Reducing a big backlog of claims has been done before. In the mid-1990s, the federal government faced a mountain of asylum requests. Doris Meissner, head of the Immigration and Naturalization Service from 1993 to 2000, writes in a Migration Policy Institute column that reforms were undertaken to handle claims faster and more fairly. As a result, there was a reduction in dubious claims, and approval rates went up while the backlog was reduced.
One simple way to handle the current caravan, and any that follow in the future, is to empower initial screening officers at the border — known as U.S. Citizenship and Immigration Services asylum officers — with the authority to decide requests immediately. That would free up immigration court judges who could work on the current cases.
Another improvement would be to establish more immigration courts at the border. Currently, courts are located in San Diego, Los Angeles, San Francisco and Imperial.
New courts would cost money. But a report to Congress last month told lawmakers the military deployment to the border would require $210 million. So funding does not seem to be an obstacle.

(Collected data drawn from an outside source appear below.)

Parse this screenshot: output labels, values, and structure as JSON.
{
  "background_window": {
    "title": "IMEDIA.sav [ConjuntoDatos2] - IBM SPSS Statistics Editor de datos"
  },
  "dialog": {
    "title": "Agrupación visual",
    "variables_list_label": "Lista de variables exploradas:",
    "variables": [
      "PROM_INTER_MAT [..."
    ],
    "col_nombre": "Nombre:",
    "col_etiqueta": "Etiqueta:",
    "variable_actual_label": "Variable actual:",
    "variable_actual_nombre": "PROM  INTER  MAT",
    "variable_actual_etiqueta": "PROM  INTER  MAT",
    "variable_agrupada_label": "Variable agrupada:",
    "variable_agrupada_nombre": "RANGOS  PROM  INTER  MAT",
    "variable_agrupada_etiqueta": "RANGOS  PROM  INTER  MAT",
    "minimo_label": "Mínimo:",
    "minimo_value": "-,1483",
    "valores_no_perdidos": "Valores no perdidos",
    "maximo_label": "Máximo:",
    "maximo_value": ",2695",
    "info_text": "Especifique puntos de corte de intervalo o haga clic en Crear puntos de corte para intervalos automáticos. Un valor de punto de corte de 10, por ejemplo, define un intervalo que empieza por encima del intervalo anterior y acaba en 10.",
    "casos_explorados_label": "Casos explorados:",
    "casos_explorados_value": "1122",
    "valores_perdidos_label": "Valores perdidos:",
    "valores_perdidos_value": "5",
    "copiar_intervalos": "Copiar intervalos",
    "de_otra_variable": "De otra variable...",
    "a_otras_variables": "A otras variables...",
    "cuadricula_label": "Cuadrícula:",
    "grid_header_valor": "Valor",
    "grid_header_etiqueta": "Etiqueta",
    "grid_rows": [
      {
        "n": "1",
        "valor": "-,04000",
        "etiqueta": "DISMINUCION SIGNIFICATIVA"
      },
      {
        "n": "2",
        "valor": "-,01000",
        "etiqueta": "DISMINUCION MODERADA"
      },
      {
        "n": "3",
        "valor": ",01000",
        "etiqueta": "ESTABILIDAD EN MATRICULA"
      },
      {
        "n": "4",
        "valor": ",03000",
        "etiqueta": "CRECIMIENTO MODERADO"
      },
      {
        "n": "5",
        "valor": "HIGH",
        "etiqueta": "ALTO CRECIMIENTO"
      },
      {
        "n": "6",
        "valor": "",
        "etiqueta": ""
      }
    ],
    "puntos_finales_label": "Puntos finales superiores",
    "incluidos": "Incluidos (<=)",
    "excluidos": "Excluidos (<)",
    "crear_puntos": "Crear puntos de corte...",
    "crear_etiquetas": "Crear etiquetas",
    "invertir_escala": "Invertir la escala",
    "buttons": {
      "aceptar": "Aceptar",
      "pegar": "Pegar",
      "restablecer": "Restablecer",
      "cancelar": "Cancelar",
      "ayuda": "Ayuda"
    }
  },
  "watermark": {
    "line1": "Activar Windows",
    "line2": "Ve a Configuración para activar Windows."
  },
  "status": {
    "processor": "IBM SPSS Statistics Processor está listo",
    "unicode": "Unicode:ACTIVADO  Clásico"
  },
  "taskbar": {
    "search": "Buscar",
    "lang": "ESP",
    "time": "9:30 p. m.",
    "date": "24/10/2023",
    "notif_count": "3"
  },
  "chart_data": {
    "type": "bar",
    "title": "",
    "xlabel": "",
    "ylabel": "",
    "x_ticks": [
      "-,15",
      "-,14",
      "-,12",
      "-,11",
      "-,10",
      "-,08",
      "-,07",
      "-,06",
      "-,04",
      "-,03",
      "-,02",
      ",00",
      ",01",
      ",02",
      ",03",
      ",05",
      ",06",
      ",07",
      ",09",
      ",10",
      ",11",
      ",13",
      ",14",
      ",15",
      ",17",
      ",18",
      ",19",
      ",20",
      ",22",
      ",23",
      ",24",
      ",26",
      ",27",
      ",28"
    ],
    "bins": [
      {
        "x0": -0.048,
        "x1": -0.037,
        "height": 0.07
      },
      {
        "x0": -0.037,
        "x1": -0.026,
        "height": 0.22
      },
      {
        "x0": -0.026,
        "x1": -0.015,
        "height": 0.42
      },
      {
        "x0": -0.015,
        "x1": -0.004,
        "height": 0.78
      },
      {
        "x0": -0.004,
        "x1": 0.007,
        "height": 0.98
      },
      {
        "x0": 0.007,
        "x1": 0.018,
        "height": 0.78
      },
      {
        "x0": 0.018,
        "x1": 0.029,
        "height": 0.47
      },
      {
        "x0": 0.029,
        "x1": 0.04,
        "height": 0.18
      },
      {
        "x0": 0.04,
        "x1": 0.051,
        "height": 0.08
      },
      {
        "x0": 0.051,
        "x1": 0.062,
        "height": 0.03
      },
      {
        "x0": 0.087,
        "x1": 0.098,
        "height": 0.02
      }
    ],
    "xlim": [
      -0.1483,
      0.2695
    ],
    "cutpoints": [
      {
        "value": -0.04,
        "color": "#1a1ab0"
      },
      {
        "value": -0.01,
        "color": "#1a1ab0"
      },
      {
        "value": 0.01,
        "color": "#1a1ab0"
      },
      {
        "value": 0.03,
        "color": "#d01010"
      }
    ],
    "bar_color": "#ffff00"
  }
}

Gonzalez is now 33 years old and is a program director for Centro La Familia, a Fresno-based organization that advocates for immigrants. Getting through San Ysidro this Christmas would be so difficult that he advises clients to head east to a different entry point. It will make travel more difficult, he admits, but it is better than getting bogged down at San Ysidro.
As for Trump’s decision to use the military, Gonzalez wishes the president had instead chosen to hire more legal staff to process the “credible fear” claims the people in the caravan will make.
“The immigrant caravan is not a threat in a way that the military would need to respond,” he says. “It is there mostly as a show of power.”
President Trump likes to say his proposed border wall will be beautiful. But instead of steel and concrete, the president could use his political capital to help immigrant families fleeing bad conditions in Honduras, Guatemala and El Salvador. Like European and Asian peoples before them, those refugees would be forever grateful for the chance to become Americans. And that would be the most beautiful thing imaginable.